Heatmap showing gene activity increasing and decreasing over time in mice infected with the bacterium that causes tuberculosis.

We study the signals that control our immune systems, to understand how they respond to diseases such as tuberculosis and what goes wrong when they damage healthy cells.

Our immune systems use many mechanisms to protect us from infection, including messenger molecules called cytokines. Cytokines help to direct immune cells, telling them where and when to attack.

Immune cells can produce different cytokines in response to infection, but uncontrolled responses can damage healthy cells and cause inflammation and disease.

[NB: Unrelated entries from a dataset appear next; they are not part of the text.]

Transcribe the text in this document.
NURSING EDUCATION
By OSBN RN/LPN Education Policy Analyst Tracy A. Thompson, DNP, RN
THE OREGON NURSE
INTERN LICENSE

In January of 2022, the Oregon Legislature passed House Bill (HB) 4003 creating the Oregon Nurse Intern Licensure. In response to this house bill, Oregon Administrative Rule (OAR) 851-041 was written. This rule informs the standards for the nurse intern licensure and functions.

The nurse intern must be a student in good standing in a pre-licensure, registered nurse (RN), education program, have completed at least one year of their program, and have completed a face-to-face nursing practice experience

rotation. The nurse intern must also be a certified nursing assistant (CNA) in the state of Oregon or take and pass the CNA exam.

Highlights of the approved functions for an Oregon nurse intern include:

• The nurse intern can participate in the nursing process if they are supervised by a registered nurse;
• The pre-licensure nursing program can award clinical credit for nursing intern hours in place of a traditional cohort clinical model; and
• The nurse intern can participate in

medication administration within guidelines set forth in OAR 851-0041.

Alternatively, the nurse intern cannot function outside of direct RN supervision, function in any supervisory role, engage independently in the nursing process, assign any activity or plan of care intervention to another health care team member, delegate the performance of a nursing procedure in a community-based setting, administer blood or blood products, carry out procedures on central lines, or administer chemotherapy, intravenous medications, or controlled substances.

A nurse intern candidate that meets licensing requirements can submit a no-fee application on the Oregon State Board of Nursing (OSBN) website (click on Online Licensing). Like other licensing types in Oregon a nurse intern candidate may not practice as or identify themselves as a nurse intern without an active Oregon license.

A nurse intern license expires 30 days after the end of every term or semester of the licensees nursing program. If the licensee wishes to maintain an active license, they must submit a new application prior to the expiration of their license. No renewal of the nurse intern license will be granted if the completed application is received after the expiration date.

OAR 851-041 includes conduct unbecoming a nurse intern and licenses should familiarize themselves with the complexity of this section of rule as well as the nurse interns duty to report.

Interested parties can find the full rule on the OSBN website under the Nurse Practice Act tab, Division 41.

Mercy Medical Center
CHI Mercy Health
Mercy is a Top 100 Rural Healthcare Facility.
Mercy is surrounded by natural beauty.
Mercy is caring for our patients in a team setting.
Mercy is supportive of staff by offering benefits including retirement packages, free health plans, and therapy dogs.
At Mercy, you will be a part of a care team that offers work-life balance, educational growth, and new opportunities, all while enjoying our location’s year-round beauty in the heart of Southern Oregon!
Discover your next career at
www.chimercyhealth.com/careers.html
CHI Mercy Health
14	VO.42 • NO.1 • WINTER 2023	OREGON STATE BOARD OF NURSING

In our lab, we study how a regulatory cytokine called IL-10 is produced and how it works. IL-10 helps to turn down the immune response, to prevent damage to healthy cells. In some infections IL-10 can contribute to chronic disease by down-regulating protective cytokines.

IL-10 is produced by many immune cells, including macrophages and T helper cells which tell other immune cells what to do. We look at how IL-10 is molecularly regulated in these cells as compared to the protective cytokines, and the effects of perturbing the molecular regulation of IL-10 at a cellular level and in mouse models of infectious diseases.

We additionally research the immune response in tuberculosis (TB), a disease caused by Mycobacterium tuberculosis that kills more than a million people every year. In 2010, we identified a gene signature dominated by type I interferon inducible genes in the bloodstream of people with TB, which disappears during successful treatment. We’re also studying the regulation and function of type I IFNs which exacerbate bacterial infections, in part by inducing IL-10.

Based on these findings and continued studies in humans, cells and mice, we continue to identify immune mechanisms of protection or pathogenesis important for disease control in TB and other bacterial infections.